Paragraph IV certifications are filed by generic drug manufacturers to certify that their proposed products won’t infringe a brand-name maker’s patent and/or challenge the patent as invalid. The first applicant to file a generic drug application containing a Paragraph IV certification receives 180 days of market exclusivity.
Included on that list is Teva Pharmaceutical Industries Ltd.'s Bendeka (bendamustine HCL injection), which is used to treat certain types of cancer.
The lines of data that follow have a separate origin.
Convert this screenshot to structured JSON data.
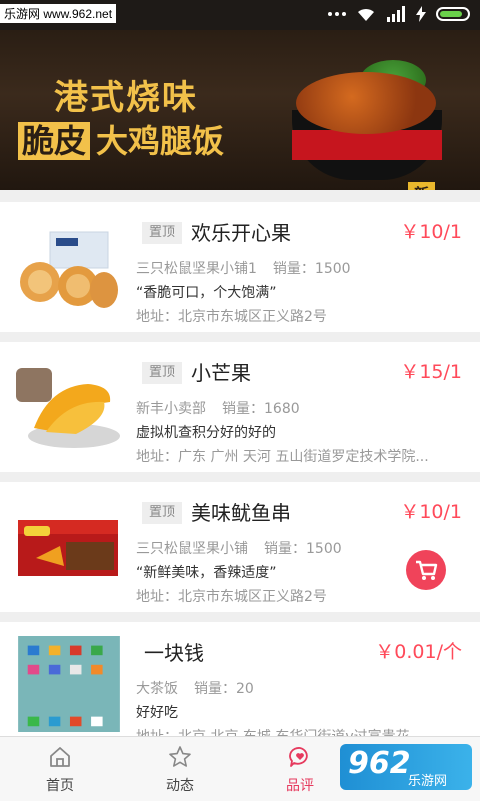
{
  "statusbar": {
    "watermark": "乐游网 www.962.net"
  },
  "banner": {
    "line1": "港式烧味",
    "line2_highlight": "脆皮",
    "line2_rest": "大鸡腿饭",
    "badge": "新",
    "active_index": 0,
    "dot_count": 3
  },
  "items": [
    {
      "tag": "置顶",
      "title": "欢乐开心果",
      "price": "￥10/1",
      "shop": "三只松鼠坚果小铺1",
      "sales": "销量：1500",
      "desc": "“香脆可口，个大饱满”",
      "address": "地址：北京市东城区正义路2号",
      "cart": false
    },
    {
      "tag": "置顶",
      "title": "小芒果",
      "price": "￥15/1",
      "shop": "新丰小卖部",
      "sales": "销量：1680",
      "desc": "虚拟机查积分好的好的",
      "address": "地址：广东 广州 天河 五山街道罗定技术学院...",
      "cart": false
    },
    {
      "tag": "置顶",
      "title": "美味鱿鱼串",
      "price": "￥10/1",
      "shop": "三只松鼠坚果小铺",
      "sales": "销量：1500",
      "desc": "“新鲜美味，香辣适度”",
      "address": "地址：北京市东城区正义路2号",
      "cart": true
    },
    {
      "tag": "",
      "title": "一块钱",
      "price": "￥0.01/个",
      "shop": "大茶饭",
      "sales": "销量：20",
      "desc": "好好吃",
      "address": "地址：北京 北京 东城 东华门街道v过富贵花",
      "cart": false
    }
  ],
  "tabs": [
    {
      "label": "首页",
      "icon": "home-icon"
    },
    {
      "label": "动态",
      "icon": "star-icon"
    },
    {
      "label": "品评",
      "icon": "comment-heart-icon"
    },
    {
      "label": "",
      "icon": "user-icon"
    }
  ],
  "watermark_bottom": {
    "big": "962",
    "small": "乐游网"
  },
  "colors": {
    "accent": "#ff4a5a",
    "tab_active": "#e63a5e",
    "banner_gold": "#f2c14a"
  }
}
Also on the list is Insys Therapeutics Inc.'s Syndros (dronabinol oral solution), which treats anorexia associated with AIDS and nausea and vomiting associated with cancer chemotherapy; and Gilead Sciences Inc.'s Truvada (emtricitabine and tenofovir disoproxil fumarate tablets), which treats HIV infection.
The Association for Accessible Medicines (AAM), formerly the Generic Pharmaceutical Association, applauded the FDA’s actions to increase generic competition.
Gottlieb’s “swift and decisive action to expand access to safe, effective, and affordable generic and biosimilar medicines is of tremendous benefit for our nation’s patients,” said Chip Davis, president and chief executive officer of AAM, said in a June 27 statement. The FDA’s announcement “signals that any serious effort by the Trump Administration or the United States Congress to bring down drug costs for patients must include more affordable generics and biosimilars. AAM looks forward to working with FDA and policymakers on all possible ways to further enhance competition and improve the first cycle approval rate for generic drug applications.”
Premier Inc. said in a June 28 statement that while it supports the FDA’s actions, more needs to be done. Premier is a health-care improvement company, uniting an alliance of approximately 3,750 U.S. hospitals and more than 130,000 other provider organizations.
“Hospitals, caregivers and consumers have experienced significant price spikes and shortages in generic drugs when there is a lack of competition in the market,” Premier said. The FDA’s action to expedite the review of generic drug applications “will help address this problem.”
Premier also said it applauds the FDA’s publication of the off-patent, off-exclusivity branded drug list. “After reviewing the list, Premier has already identified a number of critical drugs for patient care and already begun outreach to manufacturers to participate in the FDA’s new expedited process,” the alliance said.
“While we applaud these important actions by the FDA to address issues that are helping to cause high drug prices and shortages, we recognize that more needs to be done. Premier recently released nine policy recommendations Congress and the administration should take to create healthier and more competitive pharmaceutical markets, and drive toward the goal of achieving a high-quality, cost-effective pharmaceutical industry,” Premier said.